Webster University Biological Sciences Selected for SEA-PHAGES Student Research Opportunities

Jan. 24, 2017

Webster University Biological Sciences Selected for SEA-PHAGES Research
A phage population isolated and characterized by Webster undergraduates and viewed using electron microscopy

Webster University’s Department of Biological Sciences has become one of only 14 research groups nationwide to be selected for Cohort 9 of the Howard Hughes Medical Institute’s SEA-PHAGES program. 

SEA-PHAGES stands for Science Education Alliance-Phage Hunters Advancing Genomics and Evolutionary Science (#seaphages).

This discovery-based undergraduate research curriculum provides students hands-on experiences discovering novel phages (viruses that infect bacteria) from outdoor environments and teaches the students to computationally analyze the viral genomes for annotation and comparative genomics. 

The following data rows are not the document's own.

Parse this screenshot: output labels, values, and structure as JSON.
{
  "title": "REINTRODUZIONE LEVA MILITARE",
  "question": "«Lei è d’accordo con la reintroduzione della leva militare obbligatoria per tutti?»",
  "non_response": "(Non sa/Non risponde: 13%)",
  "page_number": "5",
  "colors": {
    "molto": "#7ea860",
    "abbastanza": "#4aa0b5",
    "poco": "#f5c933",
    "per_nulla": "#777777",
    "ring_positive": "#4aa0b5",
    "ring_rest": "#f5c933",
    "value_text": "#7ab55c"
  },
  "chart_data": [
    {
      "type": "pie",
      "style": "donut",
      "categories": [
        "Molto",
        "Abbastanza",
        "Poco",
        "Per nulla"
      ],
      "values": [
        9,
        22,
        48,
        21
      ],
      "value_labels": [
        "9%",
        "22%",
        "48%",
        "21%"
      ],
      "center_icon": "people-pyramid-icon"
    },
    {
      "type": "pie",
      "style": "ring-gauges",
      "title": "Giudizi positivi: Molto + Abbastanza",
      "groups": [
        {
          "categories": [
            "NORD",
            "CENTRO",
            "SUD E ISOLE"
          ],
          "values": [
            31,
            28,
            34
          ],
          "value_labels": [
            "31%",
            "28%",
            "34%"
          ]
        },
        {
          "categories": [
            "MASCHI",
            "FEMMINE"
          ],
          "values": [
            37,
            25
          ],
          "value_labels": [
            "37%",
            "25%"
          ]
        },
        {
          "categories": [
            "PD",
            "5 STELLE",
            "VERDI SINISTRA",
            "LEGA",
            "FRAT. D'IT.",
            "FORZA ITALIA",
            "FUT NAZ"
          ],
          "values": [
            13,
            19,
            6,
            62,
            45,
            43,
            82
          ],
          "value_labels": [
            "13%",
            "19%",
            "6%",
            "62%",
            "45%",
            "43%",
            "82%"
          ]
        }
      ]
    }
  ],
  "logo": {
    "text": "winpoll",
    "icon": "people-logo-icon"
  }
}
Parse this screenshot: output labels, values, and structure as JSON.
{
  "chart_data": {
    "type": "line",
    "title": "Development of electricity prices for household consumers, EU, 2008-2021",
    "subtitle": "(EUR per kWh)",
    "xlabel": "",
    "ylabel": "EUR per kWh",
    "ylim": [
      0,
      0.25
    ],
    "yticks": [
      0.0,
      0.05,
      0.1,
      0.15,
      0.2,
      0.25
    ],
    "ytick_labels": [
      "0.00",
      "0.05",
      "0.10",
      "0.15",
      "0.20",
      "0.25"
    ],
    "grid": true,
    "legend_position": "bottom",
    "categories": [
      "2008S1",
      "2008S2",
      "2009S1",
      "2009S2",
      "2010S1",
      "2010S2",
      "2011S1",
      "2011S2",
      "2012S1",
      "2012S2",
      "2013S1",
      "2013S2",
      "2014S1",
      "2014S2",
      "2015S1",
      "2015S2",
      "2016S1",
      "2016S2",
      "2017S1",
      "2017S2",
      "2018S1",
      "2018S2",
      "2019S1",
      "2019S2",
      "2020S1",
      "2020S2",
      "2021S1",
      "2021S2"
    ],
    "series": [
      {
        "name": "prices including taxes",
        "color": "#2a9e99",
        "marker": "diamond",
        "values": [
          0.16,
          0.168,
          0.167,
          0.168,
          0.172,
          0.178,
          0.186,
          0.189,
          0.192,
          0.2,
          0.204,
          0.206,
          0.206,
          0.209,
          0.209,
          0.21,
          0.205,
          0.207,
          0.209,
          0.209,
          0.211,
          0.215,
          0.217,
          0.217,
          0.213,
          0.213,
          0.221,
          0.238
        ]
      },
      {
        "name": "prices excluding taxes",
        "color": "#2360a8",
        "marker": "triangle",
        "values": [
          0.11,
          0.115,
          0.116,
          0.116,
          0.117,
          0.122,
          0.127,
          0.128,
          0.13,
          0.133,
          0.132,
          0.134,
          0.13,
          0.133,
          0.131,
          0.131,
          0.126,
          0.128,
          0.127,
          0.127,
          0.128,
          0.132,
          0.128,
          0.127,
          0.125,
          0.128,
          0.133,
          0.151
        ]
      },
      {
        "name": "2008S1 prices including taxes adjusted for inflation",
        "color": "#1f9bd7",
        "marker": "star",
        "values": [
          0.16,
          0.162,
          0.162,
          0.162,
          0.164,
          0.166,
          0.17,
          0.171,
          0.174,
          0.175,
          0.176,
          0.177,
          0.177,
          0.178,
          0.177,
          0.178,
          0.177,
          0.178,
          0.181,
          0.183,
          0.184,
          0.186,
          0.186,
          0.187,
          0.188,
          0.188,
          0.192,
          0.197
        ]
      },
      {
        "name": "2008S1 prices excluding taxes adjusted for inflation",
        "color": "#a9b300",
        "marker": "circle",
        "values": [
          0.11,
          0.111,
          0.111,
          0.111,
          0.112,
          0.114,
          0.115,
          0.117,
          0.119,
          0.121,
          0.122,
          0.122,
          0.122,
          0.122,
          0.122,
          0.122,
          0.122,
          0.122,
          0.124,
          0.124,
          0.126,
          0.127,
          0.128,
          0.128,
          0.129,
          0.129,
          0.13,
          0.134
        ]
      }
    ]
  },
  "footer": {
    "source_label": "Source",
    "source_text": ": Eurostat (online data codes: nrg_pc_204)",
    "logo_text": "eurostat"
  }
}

Webster professors Mary Preuss, Stephanie Schroeder, and Victoria Brown-Kennerly team-teach the program, which spans two semesters and brings authentic scientific inquiry to students of all majors through the courses: BIOL 1350 Phage Discovery, and BIOL 1580 Introduction to Computational Biology. 

Phage Hunters: in the lab at Webster University
A solitary phage virion (center) is isolated and characterized by Webster University undergraduate students. Students AbdAllah Mitchell (left) and Kayla Miller (right) document their phages, using the electron microscope at Washington University in St. Louis, which serves as a “buddy institution” for Webster University in the SEA-PHAGES program.


The Howard Hughes Medical Institute (HHMI) s a science philanthropy whose mission is to advance biomedical research and science education for the benefit of humanity.

Research Opportunities at Webster

For anyone passionate about collaborative research, this is an exciting time to be at Webster. Liberal arts universities across the world are currently grasping for more ways to provide opportunities for students to engage in these sorts of experiences.

Webster's commitment to the new Interdisciplinary Sciences Building and recent initiatives such as the Student/Faculty Collaborative Research Grant, external grant-seeking efforts, the Research Across Disciplines Conference and other initiatives are demonstrating Webster's commitment to meet this challenge.

In 2016 Webster was awarded more than $1 million in grants from the National Institutes of Health (NIH) and the National Science Foundation (NSF) to support faculty research and to provide scholarships for students transferring to Webster in the biological sciences. Webster was one of four institutions worldwide and one of only two in the United States to receive the NIH Biomedical/Biobehavioral Research Administration Development grant in that round of funding. Webster was also one of only five colleges in Missouri to receive grants from both the NIH and NSF last year.